At a median follow-up of 17 months, the objective intracranial response rate was 55% in cohort A (3 complete responses [CRs] and 14 partial responses [PRs]) and 47% in cohort B (1 CR and 24 PRs).

The extracranial response rate was 48% in cohort A (16 PRs) and 38% in cohort B (1 CR and 24 PRs). The median time to treatment failure was 8.9 months in cohort A and 9.7 months in cohort B.

The median overall survival was 15 months in cohort A and 16 months in cohort B.

For both cohorts together, the most common treatment-related adverse events (TEAEs) of any grade were fatigue (77%), diarrhea (46%), palmar-plantar erythrodysesthesia (32%), and nausea (31%).

Grade 3-4 TEAEs occurred in 15 patients, the most frequent being fatigue (7%) and mucositis (5%). There were no neurological toxic effects — such as seizure, brain hemorrhage, or stroke — and no treatment-related deaths.

“In the absence of consensus guidelines and prospective data, this international retrospective experience provides evidence that cabozantinib generally can be administered safely and is active in this relatively large population with poor prognosis,” the researchers wrote. “Support of prospective studies evaluating the efficacy of cabozantinib for brain metastases in patients with RCC is critical.”
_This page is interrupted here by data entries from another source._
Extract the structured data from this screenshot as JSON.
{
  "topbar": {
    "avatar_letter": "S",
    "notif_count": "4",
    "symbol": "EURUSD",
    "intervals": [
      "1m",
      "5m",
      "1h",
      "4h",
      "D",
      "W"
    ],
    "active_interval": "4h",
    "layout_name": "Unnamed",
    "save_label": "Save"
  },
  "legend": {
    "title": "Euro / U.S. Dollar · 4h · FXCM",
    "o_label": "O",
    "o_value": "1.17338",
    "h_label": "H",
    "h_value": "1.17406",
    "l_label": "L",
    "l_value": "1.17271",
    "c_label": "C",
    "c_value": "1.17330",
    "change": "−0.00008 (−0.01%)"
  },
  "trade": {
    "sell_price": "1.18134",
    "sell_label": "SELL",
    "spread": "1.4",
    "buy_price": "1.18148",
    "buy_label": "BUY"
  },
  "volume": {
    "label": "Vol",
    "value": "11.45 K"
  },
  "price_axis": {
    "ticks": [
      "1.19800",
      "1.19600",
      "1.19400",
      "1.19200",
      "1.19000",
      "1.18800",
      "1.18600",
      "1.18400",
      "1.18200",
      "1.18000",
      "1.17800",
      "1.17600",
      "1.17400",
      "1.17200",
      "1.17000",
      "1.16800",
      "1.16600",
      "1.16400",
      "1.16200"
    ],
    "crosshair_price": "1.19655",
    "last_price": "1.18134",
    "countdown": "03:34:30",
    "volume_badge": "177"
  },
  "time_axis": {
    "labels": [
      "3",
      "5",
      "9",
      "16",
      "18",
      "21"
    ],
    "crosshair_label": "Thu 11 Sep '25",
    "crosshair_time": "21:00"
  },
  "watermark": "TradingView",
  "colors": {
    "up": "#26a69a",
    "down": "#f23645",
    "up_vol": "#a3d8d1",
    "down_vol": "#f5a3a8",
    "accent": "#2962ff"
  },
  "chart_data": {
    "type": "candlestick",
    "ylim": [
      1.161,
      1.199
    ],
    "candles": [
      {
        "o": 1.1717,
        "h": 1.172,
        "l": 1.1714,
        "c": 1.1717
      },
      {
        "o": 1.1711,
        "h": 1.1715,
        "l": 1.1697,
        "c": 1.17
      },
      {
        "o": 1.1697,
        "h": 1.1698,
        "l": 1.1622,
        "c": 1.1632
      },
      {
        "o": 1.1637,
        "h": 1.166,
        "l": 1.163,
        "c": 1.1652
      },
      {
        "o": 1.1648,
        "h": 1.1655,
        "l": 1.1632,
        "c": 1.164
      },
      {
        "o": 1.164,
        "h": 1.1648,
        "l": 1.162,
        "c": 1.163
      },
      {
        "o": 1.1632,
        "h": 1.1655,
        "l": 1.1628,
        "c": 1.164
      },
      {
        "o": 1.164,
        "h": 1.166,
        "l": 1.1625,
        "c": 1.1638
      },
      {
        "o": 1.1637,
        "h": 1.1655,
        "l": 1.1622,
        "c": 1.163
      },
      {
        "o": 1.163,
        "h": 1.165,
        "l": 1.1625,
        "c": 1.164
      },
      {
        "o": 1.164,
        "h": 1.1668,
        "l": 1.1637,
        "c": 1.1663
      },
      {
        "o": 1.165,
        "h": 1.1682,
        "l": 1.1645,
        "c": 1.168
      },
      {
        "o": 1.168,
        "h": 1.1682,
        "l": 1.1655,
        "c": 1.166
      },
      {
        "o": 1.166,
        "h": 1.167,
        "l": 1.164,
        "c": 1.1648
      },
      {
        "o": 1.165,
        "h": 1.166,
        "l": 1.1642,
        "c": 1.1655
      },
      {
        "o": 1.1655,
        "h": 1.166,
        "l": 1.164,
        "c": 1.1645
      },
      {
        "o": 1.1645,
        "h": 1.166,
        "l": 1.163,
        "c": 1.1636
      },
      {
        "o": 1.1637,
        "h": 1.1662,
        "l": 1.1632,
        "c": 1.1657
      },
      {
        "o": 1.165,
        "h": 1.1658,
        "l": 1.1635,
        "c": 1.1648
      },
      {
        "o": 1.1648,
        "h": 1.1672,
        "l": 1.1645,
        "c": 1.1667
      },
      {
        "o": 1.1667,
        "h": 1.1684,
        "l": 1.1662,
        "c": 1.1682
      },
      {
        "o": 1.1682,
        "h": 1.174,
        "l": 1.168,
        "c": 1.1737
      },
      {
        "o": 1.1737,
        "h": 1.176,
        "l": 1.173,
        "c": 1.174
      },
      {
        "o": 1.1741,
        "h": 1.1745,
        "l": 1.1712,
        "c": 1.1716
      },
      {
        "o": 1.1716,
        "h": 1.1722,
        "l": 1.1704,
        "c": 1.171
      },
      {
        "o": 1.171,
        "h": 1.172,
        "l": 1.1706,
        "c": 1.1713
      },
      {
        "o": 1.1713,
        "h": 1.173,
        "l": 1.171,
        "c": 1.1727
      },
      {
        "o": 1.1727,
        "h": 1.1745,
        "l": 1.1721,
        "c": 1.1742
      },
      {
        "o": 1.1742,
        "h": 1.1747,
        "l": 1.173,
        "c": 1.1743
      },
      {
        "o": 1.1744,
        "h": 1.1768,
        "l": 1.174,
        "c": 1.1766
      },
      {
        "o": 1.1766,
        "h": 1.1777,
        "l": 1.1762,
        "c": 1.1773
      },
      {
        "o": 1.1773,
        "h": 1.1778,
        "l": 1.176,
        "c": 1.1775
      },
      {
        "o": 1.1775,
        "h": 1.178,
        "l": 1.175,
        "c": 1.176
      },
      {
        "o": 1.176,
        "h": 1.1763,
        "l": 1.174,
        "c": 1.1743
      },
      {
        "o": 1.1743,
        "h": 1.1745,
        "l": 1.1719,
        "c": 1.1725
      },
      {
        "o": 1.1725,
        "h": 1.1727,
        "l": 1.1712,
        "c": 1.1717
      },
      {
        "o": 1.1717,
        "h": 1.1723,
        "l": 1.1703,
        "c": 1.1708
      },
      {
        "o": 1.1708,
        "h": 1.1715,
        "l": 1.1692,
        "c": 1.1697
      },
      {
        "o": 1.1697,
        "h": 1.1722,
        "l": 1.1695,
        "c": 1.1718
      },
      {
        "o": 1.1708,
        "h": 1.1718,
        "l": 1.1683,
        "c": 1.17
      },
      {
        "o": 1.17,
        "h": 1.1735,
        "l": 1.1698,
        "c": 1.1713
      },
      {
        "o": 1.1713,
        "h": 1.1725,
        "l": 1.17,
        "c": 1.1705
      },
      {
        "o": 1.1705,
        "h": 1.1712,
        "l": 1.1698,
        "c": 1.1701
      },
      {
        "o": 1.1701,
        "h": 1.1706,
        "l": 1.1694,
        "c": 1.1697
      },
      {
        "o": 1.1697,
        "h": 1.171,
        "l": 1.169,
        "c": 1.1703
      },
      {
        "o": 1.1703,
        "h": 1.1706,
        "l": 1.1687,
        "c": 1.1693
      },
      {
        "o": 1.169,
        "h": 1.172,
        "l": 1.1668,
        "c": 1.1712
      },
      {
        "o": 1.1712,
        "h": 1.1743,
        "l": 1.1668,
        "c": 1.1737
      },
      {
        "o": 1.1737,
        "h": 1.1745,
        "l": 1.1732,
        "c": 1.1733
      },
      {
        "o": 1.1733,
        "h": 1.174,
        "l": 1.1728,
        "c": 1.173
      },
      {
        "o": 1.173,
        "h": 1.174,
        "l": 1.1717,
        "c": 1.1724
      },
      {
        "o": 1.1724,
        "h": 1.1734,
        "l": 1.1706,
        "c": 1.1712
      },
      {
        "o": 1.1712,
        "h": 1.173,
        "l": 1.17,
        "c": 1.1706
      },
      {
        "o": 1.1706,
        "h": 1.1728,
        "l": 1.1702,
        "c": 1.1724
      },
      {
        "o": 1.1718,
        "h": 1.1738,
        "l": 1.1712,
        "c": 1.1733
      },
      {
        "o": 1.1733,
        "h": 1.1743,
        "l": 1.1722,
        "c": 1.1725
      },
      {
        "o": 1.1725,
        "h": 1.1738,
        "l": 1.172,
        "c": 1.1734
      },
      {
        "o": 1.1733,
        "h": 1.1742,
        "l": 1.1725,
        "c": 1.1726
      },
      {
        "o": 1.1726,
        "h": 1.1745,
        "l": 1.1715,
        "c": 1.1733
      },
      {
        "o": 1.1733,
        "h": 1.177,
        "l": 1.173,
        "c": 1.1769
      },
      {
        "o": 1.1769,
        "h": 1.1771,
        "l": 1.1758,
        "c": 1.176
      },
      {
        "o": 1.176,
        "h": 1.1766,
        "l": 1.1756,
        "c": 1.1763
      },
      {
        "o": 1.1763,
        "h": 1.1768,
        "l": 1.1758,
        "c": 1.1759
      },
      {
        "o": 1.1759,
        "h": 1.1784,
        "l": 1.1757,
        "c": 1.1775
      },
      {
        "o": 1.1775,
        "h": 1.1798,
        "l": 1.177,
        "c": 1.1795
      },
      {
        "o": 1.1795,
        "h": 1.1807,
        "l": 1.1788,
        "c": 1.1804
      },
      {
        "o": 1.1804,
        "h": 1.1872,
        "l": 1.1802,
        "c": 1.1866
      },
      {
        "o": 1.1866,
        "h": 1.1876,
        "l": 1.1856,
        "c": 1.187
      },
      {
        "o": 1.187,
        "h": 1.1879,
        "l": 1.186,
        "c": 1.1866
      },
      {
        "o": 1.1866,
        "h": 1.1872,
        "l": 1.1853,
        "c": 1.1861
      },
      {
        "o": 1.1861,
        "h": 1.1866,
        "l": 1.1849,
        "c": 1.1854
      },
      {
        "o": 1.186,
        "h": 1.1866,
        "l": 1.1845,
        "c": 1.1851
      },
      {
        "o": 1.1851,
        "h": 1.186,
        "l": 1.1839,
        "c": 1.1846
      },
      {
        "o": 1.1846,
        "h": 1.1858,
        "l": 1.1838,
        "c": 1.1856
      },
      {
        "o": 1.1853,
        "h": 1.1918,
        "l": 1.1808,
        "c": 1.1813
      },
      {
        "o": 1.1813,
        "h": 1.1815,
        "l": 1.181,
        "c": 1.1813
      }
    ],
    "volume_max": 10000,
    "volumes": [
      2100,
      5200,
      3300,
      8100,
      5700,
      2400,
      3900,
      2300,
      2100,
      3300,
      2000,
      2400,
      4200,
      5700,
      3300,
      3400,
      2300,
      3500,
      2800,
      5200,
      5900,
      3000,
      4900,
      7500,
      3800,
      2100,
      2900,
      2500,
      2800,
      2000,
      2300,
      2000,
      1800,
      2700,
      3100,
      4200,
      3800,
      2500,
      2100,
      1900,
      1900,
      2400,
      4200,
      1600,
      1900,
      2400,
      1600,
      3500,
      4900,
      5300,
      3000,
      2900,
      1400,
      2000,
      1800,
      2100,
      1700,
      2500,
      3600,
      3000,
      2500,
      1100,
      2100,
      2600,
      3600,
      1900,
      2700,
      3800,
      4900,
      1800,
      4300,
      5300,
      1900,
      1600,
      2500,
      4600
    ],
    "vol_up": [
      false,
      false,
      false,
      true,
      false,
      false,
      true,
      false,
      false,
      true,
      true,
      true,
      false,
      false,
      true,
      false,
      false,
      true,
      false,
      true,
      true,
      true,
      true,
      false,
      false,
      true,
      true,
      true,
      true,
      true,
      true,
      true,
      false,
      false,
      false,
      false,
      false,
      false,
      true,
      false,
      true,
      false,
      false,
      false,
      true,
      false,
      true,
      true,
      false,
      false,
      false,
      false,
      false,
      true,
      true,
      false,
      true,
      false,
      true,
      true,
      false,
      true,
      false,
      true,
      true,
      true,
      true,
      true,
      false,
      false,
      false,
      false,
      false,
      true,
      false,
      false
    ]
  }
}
Disclosures: Some study authors declared affiliations with biotech, pharmaceutical, and/or device companies. Please see the original reference for a full list of disclosures.


Hirsch L, Chanza NM, Farah S, et al. Clinical activity and safety of cabozantinib for brain metastases in patients with renal cell carcinoma. JAMA Oncol. Published online October 21, 2021. doi:10.1001/jamaoncol.2021.4544.